Shared ground
This passage presents Yahweh as unlimited in reach and awareness: he is “near” and “far,” and no hidden place blocks his sight (vv. 23–24). That claim is explicit and functions as the foundation for what follows: God has heard what certain prophets are saying “in my name” and judges it to be lies (vv. 25–26).
The text also makes an explicit distinction between a reported dream and Yahweh’s actual word. A dream, even if told, is not treated as equal in substance to Yahweh’s word; the contrast is “straw” versus “wheat” (v. 28). Yahweh’s word is depicted as powerful and penetrating—like fire and a hammer that breaks rock (v. 29).
Finally, Yahweh openly opposes prophets who misuse religious speech: those who “steal my words” from each other, those who use stock phrases (“He says”) to give authority to their own message, and those who claim lying dreams that mislead the people. Yahweh denies sending or commanding them and says their message brings no real benefit (vv. 30–32).
Where interpretation differs (only where needed)
Are all “dreams” rejected, or only false dream-claims? The passage clearly targets “lying dreams” and dream-claims tied to deceit (vv. 25–27, 32). Some readers infer that dreams as a mode of revelation are being broadly downgraded here (since “dream” is set against “my word” and labeled “straw” compared to “wheat,” v. 28). Others argue the point is narrower: dreams may be reported as dreams, but they become condemned when they are used to claim Yahweh’s authority for lies.
What does “steal my words…from his neighbor” mean? One reading takes it as direct borrowing—prophets copying each other’s lines and presenting them as Yahweh’s message (v. 30). Another reading sees “stealing” as taking Yahweh-language (traditional phrases, themes, or fragments) and repackaging it to support a message Yahweh is not giving. Both readings agree the practice wrongly manufactures authority.

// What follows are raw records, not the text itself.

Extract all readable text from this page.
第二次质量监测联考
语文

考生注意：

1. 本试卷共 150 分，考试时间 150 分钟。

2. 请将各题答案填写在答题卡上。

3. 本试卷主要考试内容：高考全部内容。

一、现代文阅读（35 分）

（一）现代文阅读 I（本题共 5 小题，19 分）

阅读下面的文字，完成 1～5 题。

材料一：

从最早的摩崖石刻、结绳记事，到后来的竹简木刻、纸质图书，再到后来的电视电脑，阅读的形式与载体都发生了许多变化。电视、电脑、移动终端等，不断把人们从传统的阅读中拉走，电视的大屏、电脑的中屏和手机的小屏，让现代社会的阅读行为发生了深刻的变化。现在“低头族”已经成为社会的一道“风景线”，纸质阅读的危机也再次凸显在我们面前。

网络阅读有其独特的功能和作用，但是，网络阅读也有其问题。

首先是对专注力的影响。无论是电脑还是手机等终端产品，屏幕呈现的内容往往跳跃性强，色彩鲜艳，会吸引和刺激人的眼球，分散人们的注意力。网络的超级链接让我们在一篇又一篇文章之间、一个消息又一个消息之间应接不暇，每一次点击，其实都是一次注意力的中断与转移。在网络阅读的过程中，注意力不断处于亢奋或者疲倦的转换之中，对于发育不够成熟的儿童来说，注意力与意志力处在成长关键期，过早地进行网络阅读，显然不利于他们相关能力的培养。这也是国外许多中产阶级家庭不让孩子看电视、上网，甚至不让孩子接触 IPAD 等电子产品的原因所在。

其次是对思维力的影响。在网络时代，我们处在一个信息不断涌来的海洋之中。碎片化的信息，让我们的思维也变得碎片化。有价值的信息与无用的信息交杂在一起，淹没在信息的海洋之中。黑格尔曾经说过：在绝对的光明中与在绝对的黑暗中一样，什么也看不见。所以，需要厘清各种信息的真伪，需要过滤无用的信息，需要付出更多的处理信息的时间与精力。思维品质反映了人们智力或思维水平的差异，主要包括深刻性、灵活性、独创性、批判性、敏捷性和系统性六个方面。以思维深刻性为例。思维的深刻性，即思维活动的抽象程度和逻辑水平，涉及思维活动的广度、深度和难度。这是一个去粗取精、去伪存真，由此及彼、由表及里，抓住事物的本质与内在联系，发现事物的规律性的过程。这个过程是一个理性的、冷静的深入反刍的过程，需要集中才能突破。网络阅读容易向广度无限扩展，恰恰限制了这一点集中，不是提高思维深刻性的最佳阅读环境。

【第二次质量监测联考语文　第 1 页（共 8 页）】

What does “forget my name” mean? The passage compares the effect of these dreams to earlier generations turning from Yahweh toward Baal (v. 27). Some understand “forget” mainly as loss of loyalty and covenant allegiance (a shift in who is treated as God). Others take it as a practical erasure: people stop thinking and speaking about Yahweh in a true way because deceptive messages crowd out his identity.
Why the disagreement exists
The passage uses vivid images (“straw/wheat,” “fire/hammer”) and condensed accusations (“steal my words,” “forget my name”) without spelling out every mechanism. It also criticizes several behaviors at once (lying dreams, recycled speech, self-authorizing slogans), so readers differ on whether it is rejecting a category (dreams) or rejecting a corrupt use of that category (dreams used to lie “in my name”).

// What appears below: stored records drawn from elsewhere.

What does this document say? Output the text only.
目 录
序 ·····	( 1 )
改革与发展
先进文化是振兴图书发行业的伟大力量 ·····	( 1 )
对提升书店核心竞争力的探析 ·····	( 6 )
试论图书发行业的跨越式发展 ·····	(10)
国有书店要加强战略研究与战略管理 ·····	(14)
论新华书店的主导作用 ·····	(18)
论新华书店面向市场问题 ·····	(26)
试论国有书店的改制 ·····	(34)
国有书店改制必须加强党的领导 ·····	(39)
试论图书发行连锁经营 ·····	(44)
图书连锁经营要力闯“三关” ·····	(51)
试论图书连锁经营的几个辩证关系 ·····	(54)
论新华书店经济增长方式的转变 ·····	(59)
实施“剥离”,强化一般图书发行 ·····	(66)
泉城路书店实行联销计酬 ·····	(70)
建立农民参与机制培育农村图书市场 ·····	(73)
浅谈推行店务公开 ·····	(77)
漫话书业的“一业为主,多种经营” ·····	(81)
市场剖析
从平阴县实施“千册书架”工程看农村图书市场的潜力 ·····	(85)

What this passage clearly contributes
It reinforces that God’s presence and knowledge extend everywhere (vv. 23–24), so hidden motives and private message-making are not invisible to him. It frames true prophetic speech as accountable to Yahweh’s own word, not to persuasive experiences or social circulation (vv. 28–29). It also exposes a key danger in public religious language: people can attach God’s name to messages God did not send, even by borrowing familiar phrases from others, and that misuse can actively move a community away from remembering who Yahweh is (vv. 25–27, 30–32).